Once submitted, the drawings and letters are printed and sent out to an organization supporting individuals with autism.
Makenzie Powell and Katie Gordon, service specialists at CLS, welcome volunteers as they flood the online meeting. After greeting students, they verified everyone's preparation for the event and offered help to those who needed it.
As students worked diligently on their activities, a documentary titled: The Life Autistic Collection was showcased. The documentary explored all the challenges and successes of people with autism spectrum disorder. Students were given the opportunity to look deeper into the lives of families and individuals with autism ranging in condition and age.

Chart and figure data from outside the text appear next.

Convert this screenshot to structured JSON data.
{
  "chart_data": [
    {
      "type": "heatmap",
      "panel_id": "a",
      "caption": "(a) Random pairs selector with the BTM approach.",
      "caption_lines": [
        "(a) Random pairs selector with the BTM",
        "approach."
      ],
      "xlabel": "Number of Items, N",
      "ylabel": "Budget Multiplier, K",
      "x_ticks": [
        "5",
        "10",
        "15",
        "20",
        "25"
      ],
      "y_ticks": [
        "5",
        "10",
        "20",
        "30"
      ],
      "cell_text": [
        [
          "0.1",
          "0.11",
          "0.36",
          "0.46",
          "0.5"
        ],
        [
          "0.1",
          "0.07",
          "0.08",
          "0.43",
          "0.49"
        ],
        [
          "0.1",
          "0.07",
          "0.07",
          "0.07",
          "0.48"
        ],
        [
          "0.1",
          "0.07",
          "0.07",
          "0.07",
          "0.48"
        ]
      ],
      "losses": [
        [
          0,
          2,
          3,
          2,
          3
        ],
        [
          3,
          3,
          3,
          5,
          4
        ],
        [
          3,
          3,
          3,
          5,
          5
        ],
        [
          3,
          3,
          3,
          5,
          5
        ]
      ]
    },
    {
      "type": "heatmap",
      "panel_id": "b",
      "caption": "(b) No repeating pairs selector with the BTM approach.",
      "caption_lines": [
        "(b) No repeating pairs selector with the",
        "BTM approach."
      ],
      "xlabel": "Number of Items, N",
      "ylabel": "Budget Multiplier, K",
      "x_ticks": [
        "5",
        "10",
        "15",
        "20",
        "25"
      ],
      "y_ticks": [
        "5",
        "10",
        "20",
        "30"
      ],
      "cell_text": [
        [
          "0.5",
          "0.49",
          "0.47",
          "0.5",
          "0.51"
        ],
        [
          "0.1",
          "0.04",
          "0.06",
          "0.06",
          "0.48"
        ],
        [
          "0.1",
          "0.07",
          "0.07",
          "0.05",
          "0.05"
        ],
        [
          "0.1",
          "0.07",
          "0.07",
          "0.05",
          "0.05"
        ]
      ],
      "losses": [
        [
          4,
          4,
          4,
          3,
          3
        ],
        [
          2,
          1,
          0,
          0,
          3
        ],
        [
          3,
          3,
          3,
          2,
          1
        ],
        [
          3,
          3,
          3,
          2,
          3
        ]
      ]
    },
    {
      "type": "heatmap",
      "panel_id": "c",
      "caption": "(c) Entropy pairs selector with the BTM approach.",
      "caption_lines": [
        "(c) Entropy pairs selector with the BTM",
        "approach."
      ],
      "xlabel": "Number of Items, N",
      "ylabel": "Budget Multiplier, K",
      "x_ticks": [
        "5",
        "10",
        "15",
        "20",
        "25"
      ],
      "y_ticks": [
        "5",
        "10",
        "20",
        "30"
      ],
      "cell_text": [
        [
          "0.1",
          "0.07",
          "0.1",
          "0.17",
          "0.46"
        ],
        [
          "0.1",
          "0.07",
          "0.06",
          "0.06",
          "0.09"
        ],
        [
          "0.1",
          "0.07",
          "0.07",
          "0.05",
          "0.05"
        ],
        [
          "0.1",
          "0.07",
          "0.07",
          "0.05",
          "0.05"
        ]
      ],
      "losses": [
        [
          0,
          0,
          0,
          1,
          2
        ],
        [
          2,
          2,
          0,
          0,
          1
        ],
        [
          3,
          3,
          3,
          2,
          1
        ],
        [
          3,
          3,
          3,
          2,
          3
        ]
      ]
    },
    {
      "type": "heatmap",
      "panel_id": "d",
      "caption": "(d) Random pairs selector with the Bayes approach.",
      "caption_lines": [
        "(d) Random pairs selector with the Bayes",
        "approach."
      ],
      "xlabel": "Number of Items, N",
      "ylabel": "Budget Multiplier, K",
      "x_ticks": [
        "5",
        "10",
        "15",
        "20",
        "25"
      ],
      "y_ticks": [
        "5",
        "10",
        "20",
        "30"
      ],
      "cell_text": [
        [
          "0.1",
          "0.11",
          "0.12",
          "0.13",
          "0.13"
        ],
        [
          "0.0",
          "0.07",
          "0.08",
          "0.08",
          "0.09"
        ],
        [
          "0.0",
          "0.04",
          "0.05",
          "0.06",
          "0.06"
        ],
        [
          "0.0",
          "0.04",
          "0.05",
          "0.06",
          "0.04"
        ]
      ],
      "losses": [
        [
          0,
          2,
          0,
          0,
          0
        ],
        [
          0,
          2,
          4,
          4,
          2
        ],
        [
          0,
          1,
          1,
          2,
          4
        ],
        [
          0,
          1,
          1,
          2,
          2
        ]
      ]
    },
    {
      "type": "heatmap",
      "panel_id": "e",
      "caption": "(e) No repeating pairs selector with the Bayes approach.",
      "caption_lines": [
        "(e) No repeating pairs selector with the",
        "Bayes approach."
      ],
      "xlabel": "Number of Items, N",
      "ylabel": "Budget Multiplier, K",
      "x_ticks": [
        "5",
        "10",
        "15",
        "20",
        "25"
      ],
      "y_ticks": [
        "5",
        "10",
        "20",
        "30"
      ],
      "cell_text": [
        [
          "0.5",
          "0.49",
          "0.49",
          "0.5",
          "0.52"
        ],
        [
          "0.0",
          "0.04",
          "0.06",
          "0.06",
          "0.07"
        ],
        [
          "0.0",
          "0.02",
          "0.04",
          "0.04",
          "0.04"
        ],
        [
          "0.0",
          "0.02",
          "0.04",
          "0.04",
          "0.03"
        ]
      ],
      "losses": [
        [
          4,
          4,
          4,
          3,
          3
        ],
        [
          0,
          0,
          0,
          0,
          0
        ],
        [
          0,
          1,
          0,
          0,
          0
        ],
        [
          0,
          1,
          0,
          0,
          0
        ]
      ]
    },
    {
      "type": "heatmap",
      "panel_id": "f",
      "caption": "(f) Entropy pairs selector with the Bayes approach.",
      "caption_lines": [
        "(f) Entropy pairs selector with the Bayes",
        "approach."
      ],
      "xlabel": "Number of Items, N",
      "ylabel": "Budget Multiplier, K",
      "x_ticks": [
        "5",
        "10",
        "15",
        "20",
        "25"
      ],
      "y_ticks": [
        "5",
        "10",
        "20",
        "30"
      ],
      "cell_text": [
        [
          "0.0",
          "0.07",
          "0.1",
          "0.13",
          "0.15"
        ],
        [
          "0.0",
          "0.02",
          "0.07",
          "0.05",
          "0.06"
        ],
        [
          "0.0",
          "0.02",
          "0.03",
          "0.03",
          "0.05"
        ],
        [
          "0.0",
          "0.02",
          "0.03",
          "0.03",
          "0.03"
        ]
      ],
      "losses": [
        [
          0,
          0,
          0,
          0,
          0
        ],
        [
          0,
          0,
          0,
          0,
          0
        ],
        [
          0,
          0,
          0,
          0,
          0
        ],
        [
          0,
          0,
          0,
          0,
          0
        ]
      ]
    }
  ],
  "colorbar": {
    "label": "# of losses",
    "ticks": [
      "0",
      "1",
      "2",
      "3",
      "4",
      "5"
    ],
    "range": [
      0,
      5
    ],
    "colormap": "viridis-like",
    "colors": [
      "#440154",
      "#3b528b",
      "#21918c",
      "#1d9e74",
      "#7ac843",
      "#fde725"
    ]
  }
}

With the documentary coming to a close, Powell welcomes everyone back with a presentation to cover more on the topic.
First, they go over the definition of autism.
"Autism (ASD) refers to a broad range of conditions characterized by challenges with social skills, repetitive behaviors, speech and non-verbal communication," Powell reads, "Every individual with ASD is different. The many different ways in which people with autism think, learn and problem solve can range from highly skilled to severely challenged."
ASD is a fast-growing developmental disability, therefore it is important to spread awareness. Drawing other's attention to learning about the disability and helping raise money to donate to organizations for ASD can help tremendously.
The presenters explain to volunteers what to keep in mind when interacting with people who have autism. It is important to be patient, communicate clearly and respect differences. Bullying can be prevalent in the lives of people with autism. Students were encouraged to stand up for their peers if they see acts of violence against them.
Volunteers were introduced to the National Autistic Society, a UK-based charity for autistic people and their families. This charity's main goal is to transform lives, change attitudes and create a society that works for autistic people.
As the event came to a close, students were given space to share their thoughts on the documentary and comment on the things they learned during the event.